Poi il silenzio tornò a far da padrone in quella conversazione mentre Katharina si rigirava il bicchiere tra le mani, non sembrava intenzionata ad aggiungere altro e mi domandai se avesse davvero intenzione di avere quel confronto. Eppure mi era sembrata ben disposta, rifiuto iniziale a parte, e a posteriori potevo capire il motivo che l'aveva mossa, anche se non lo condividevo, per quel che m'importava, poteva esserci una semplice amicizia tra un superiore e un sottoposto, o anche qualcosa di più, a patto di non inficiare le prestazioni lavorative.

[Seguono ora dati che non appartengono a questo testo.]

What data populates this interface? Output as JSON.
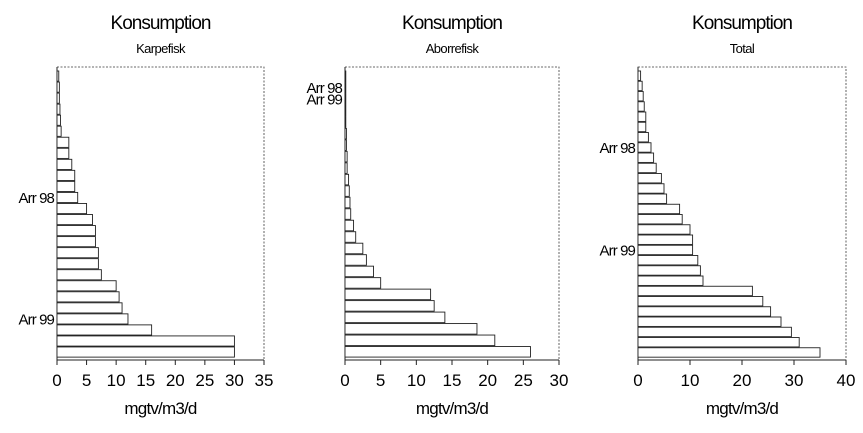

«Tutto qui? Ho notato come mi passi solo le cose definitive.» Incalzai ancora procedendo alla cieca, a Roma avevo delle persone che odiavano prendersi i meriti che gli spettavano quando facevano un passo in più del dovuto, per quel che ne sapevo anche Katharina Werner poteva avere quel tratto caratteriale e, udendo quella mia affermazione, si sarebbe infastidita o imbarazzata.

«Ah quello.» Pronunciò brevemente in tono pragmatico ma non infastidito. «Vuole... vuoi che cambi il mio metodo?»

«Mio padre ti lasciava fare indisturbata, non vedo perché io non dovrei, almeno finché i risultati sono quelli di questi giorni.»